Le temps passant, Dalí continue de produire, mais il se régale davantage des scandales dont il se fait l’objet, des commandes vulgaires qu’il honore (cravates, décoration d’une discothèque new-yorkaise, spot télé pour un chocolat). Le surréalisme avait vécu, ses icônes achevaient de se désagréger, l’artiste était plus publicitaire que politique.
“Une perte de raison momentanée”
Le temps a passé. Comme vous le feriez pour un vieil ami qui se serait éloigné, j’ai fait semblant d’oublier, j’ai trié. De l’artiste catalan, je garde un souvenir ému et je lui suis reconnaissante.
Mon quotidien consiste aujourd’hui à enrichir le lien au monde que je découvrais avec Freud et Salvador Dalí. Cette promenade dans le parc de La Villette, parmi les montres molles et les fourmis illuminées et sonorisées à la manière d’un concert de Pink Floyd, m’a finalement transposée dans un espace pas si éloigné de celui où je les découvris – ludique, planant, inquiétant aussi.
Signe des temps, l’art est aujourd’hui moins synonyme de révolte que de spectacle. Plutôt que critique ou politique, on le préfère expérientiel. En cela, montrer des bronzes de Dalí dans un univers féerique entre nuit hivernale, délicatesse de la nature et magie des créations son-lumière est une réussite. On pénètre sans le savoir dans une bulle ; on est bientôt happé par l’émerveillement autant que par un sentiment de paix. Les branches des arbres et les bambous se meuvent délicatement, illuminés de couleurs, tels des danseurs s’invitant en arrière-plan.

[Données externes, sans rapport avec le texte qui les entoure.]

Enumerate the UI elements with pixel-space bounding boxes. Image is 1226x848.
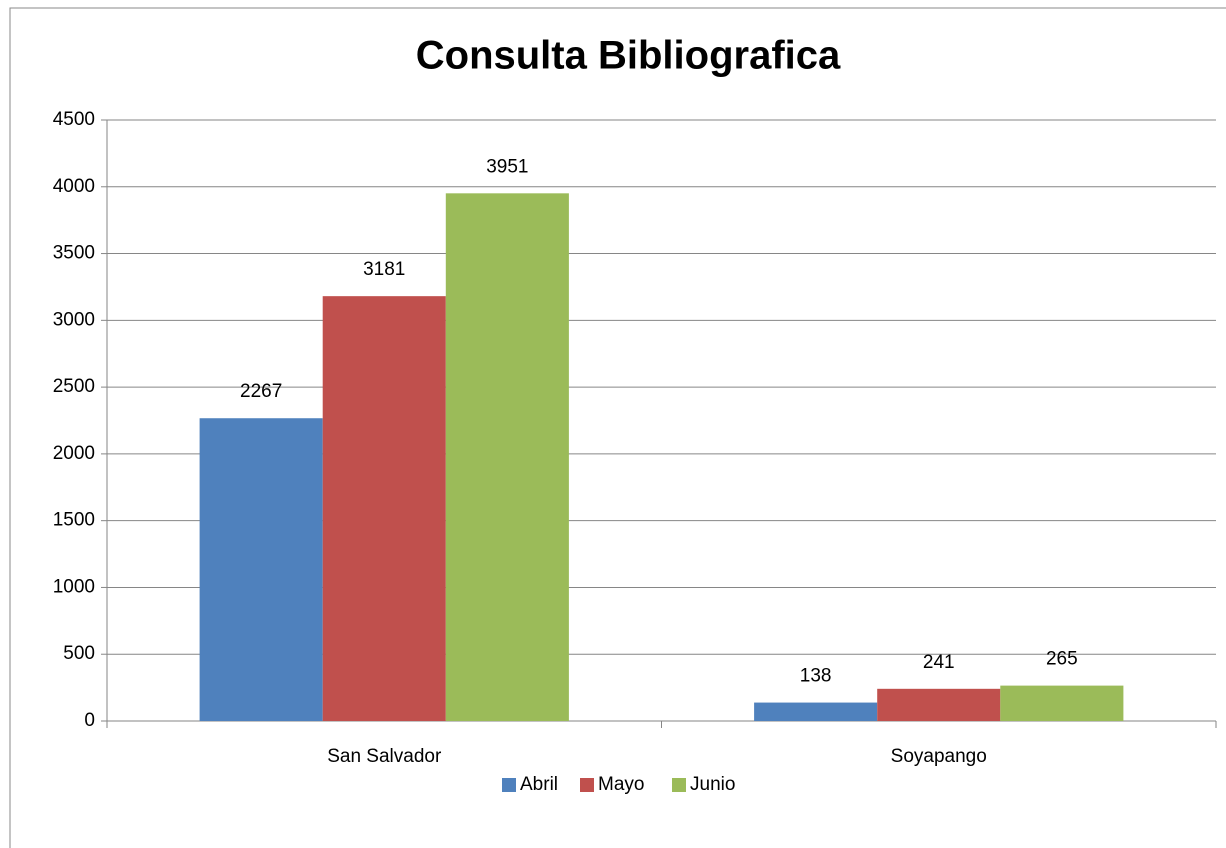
data-label: 138: [800, 666, 832, 687]
y-tick-label: 1500: [53, 510, 95, 531]
chart-frame: [9, 7, 1226, 848]
legend-swatch: [672, 778, 686, 792]
y-tick-label: 3000: [53, 309, 95, 330]
legend-label: Abril: [520, 774, 558, 795]
bar: [877, 688, 1001, 721]
chart-title: Consulta Bibliografica: [416, 34, 841, 78]
bar: [199, 418, 323, 721]
legend-swatch: [502, 778, 516, 792]
y-tick-label: 3500: [53, 243, 95, 264]
data-label: 3951: [486, 156, 528, 177]
y-tick-label: 1000: [53, 576, 95, 597]
x-tick-label: San Salvador: [327, 746, 442, 767]
y-tick-label: 4000: [53, 176, 95, 197]
y-tick-label: 500: [63, 643, 95, 664]
y-tick-label: 2000: [53, 443, 95, 464]
data-label: 3181: [363, 259, 405, 280]
bar: [445, 193, 569, 721]
bar: [322, 296, 446, 721]
data-label: 241: [923, 652, 955, 673]
legend-label: Junio: [690, 774, 735, 795]
legend-label: Mayo: [598, 774, 644, 795]
bar: [754, 702, 878, 721]
data-label: 2267: [240, 381, 282, 402]
y-tick-label: 0: [84, 710, 95, 731]
x-tick-label: Soyapango: [891, 746, 987, 767]
bar: [1000, 685, 1124, 721]
y-tick-label: 4500: [53, 109, 95, 130]
data-label: 265: [1046, 649, 1078, 670]
y-tick-label: 2500: [53, 376, 95, 397]
legend-swatch: [580, 778, 594, 792]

Le parc lui-même devient autre, redécoupé par les effets de fumigènes ou de créations vidéo. On a bientôt le sentiment d’évoluer dans un de ces rêves si chers à l’artiste catalan et à ses collègues surréalistes. Un moment de poésie vécu par l’entremise de nos sens, au sein duquel les œuvres de Dalí semblent parfaitement à leur place.
L’Art dans la nature : l’extravagant parcours lumineux de Dalí. Jusqu’au 21 janvier, au parc de La Villette, à Paris. Du lundi au jeudi de 17h à 22h ; vendredi et samedi de 17h à 22h30 ; dimanche de 17h à 22h.